El Día de la Milanesa se instauró el 3 de mayo de 2013 por iniciativa de un grupo de fanáticos que, a través de las redes sociales, propuso consagrar un día del año para este plato que nació en Milán hace casi mil años.

Aunque cada casa tiene su propia técnica, hay algunas cosas para tener en cuenta que pueden mejorar notablemente el producto final.

La primera clave está relacionada con el corte vacuno que se elige.

La cuadrada y la nalga son los ideales para aquellos que gustan de milanesas gruesas y carnosas. En cambio, quienes las prefieren finitas y sin nervios (aunque más secas) deben apuntar al peceto.

Hay que tener en cuenta que la nalga se caracteriza por sus cortes grandes, de una sola pieza. El peceto, en cambio, ofrece cortes más pequeños y redondos.

Si la carne está muy dura, es recomendable ablandarla antes de iniciar su preparación dándole unos cuantos golpes de un lado y de otro con el martillo de cocina.

Luego se presenta un truco fundamental: hay que marinar la carne antes de rebozarla con pan rallado.

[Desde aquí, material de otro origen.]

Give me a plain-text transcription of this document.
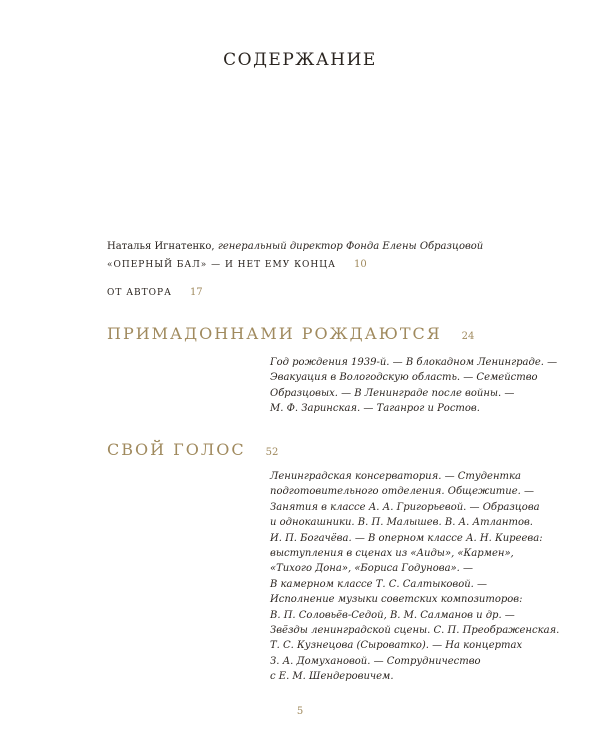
СОДЕРЖАНИЕ
Наталья Игнатенко, генеральный директор Фонда Елены Образцовой
«ОПЕРНЫЙ БАЛ» — И НЕТ ЕМУ КОНЦА 10
ОТ АВТОРА 17
ПРИМАДОННАМИ РОЖДАЮТСЯ 24

Год рождения 1939-й. — В блокадном Ленинграде. —
Эвакуация в Вологодскую область. — Семейство
Образцовых. — В Ленинграде после войны. —
М. Ф. Заринская. — Таганрог и Ростов.

СВОЙ ГОЛОС 52

Ленинградская консерватория. — Студентка
подготовительного отделения. Общежитие. —
Занятия в классе А. А. Григорьевой. — Образцова
и однокашники. В. П. Малышев. В. А. Атлантов.
И. П. Богачёва. — В оперном классе А. Н. Киреева:
выступления в сценах из «Аиды», «Кармен»,
«Тихого Дона», «Бориса Годунова». —
В камерном классе Т. С. Салтыковой. —
Исполнение музыки советских композиторов:
В. П. Соловьёв-Седой, В. М. Салманов и др. —
Звёзды ленинградской сцены. С. П. Преображенская.
Т. С. Кузнецова (Сыроватко). — На концертах
З. А. Домухановой. — Сотрудничество
с Е. М. Шендеровичем.

5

Esto ayuda a que se ablande, pero también favorece a que tome sabor. Es muy importante que los cortes estén bastante tiempo dentro de la emulsión, para que absorba todo el gusto de la marinada. Lo ideal es tenerlas sumergidas al menos una hora.

Un dato importante: si le agregamos un poco de vinagre o jugo de limón, la marinada ablandará a un más a la carne y ayudará a que quede más tierna.

La receta para hacer las mejores milanesas

  1. Batir los huevos y agregar todos los ingredientes de la marinada. Lo ideal es ponerle perejil fresco. Mezclar bien.
  2. Salar las milanesas y colocarlas dentro de la marinada hasta que queden bien embebidas. Taparlas con papel film y llevar a la heladera al menos una hora.
  3. Empanarlas con pan rallado presionando de ambos lados hasta que las recubra bien.
  4. Freírlas en abundante aceite bien caliente hasta que estén doradas.